We will further expand the model created in Tutorial 1 and turn it into an influence diagram. To this effect, we will add a decision node Investment decision and a utility node Financial gain. The decision will have two possible states: Invest and DoNotInvest, which will be the two decision options under consideration. Which option is chosen will impact the financial gain and this will be reflected by a directed arc from Investment decision to Financial gain. Whether the venture succeeds of fails will also impact the financial gain and this will be also reflected by a directed arc from Success of the venture to Financial gain.
We will show how to create this model using SMILE and how to save it to disk. In the subsequent tutorial, we will show how to enter observations (evidence), how to perform inference, and how to retrieve the utilities calculated for the Financial gain node.
The programs starts by reading the file, just like Tutorial 2 and Tutorial 3. We convert the identfier of the node Success to node handle, which we will use later to create an arc between Success and Gain. Two new nodes will be created by calling a CreateNode helper function, which is a slightly modified version of the CreateCptNode from Tutorial 1. The difference is that we now want to create different types of nodes. Therefore, CreateNode has one additional input parameter, an integer for specifying the node type.
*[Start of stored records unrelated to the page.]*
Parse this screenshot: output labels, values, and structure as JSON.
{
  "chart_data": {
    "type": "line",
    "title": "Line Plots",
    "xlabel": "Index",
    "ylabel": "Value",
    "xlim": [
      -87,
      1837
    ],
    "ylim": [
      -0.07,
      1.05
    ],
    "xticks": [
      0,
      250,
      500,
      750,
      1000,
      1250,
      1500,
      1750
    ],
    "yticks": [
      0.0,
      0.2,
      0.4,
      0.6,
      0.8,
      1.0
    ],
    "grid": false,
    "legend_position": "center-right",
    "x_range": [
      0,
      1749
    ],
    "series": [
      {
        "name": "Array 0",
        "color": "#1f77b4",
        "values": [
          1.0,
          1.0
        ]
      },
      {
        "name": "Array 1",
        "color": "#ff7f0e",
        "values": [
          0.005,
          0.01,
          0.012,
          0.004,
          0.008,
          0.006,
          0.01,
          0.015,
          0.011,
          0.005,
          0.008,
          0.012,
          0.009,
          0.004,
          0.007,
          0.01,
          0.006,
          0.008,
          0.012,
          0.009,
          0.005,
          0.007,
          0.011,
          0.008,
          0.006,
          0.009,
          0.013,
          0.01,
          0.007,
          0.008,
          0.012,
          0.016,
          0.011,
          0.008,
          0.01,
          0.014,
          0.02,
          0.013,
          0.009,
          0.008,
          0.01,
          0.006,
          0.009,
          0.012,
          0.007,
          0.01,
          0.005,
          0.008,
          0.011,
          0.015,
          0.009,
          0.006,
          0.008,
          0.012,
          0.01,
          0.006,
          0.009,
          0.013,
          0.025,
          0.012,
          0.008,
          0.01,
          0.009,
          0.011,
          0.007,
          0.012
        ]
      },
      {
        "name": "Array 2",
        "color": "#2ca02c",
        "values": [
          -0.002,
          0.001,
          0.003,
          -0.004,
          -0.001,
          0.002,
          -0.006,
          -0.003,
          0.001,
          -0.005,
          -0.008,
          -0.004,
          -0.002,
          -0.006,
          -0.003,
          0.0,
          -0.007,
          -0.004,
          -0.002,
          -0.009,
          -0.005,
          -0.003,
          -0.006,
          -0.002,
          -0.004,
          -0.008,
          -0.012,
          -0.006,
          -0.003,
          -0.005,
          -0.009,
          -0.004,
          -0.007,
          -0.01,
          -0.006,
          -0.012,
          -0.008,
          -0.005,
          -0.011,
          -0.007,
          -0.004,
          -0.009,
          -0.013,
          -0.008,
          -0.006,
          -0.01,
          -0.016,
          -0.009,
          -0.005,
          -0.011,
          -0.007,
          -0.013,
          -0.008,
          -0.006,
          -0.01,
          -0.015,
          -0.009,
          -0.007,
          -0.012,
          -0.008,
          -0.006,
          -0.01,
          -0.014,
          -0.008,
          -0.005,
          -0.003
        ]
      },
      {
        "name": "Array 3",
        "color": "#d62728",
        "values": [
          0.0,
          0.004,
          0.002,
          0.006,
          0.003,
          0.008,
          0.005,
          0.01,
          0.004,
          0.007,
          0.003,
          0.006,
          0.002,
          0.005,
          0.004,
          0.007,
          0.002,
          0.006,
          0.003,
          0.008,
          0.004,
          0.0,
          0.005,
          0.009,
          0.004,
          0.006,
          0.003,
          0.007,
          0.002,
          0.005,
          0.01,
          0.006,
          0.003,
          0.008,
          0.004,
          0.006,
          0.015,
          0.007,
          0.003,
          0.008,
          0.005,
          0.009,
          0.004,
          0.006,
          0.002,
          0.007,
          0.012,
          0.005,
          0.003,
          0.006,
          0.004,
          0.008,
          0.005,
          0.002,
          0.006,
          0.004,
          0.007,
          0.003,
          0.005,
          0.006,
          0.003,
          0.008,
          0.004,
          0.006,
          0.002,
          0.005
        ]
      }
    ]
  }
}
Another difference is that CreateNode needs to be able to add utility nodes, which do not have outcomes. The function checks the number of outcome identifiers passed in, and the call to DSL_nodeDef::SetNumberOfOutcomes is skipped when there are none. We will need this check for our utility node, which has no outcomes.
Back in Tutorial4 function, we add nodes and arcs:
int i = CreateNode(net, DSL_LIST, "Invest", "Investment decision",
{ "Invest", "DoNotInvest" }, 160, 240);
int g = CreateNode(net, DSL_TABLE, "Gain", "Financial gain",
{}, 60, 200);
net.AddArc(i, g);
net.AddArc(s, g);
Note that DSL_LIST is the node type identifier for decision nodes. DSL_TABLE is the node type identifier for utility nodes. Decision nodes do not have numeric parameters, but utility nodes do. The structure of the matrix in utility node’s definition is similar to the CPT with the exception of the last dimension, which is always set to one (as there are no outcomes). Node Gain has two parents with two outcomes each and size of its definition is 2 x 2 x 1 = 4. The program specifies four numbers for the utilities.
res = net.GetNode(g)->Def()->SetDefinition({10000, -5000, 500, 500});
The influence diagram is now complete. We write its contents to file and exit the function. Tutorial 4 is now complete, Tutorial 5 will load the file and perform the inference.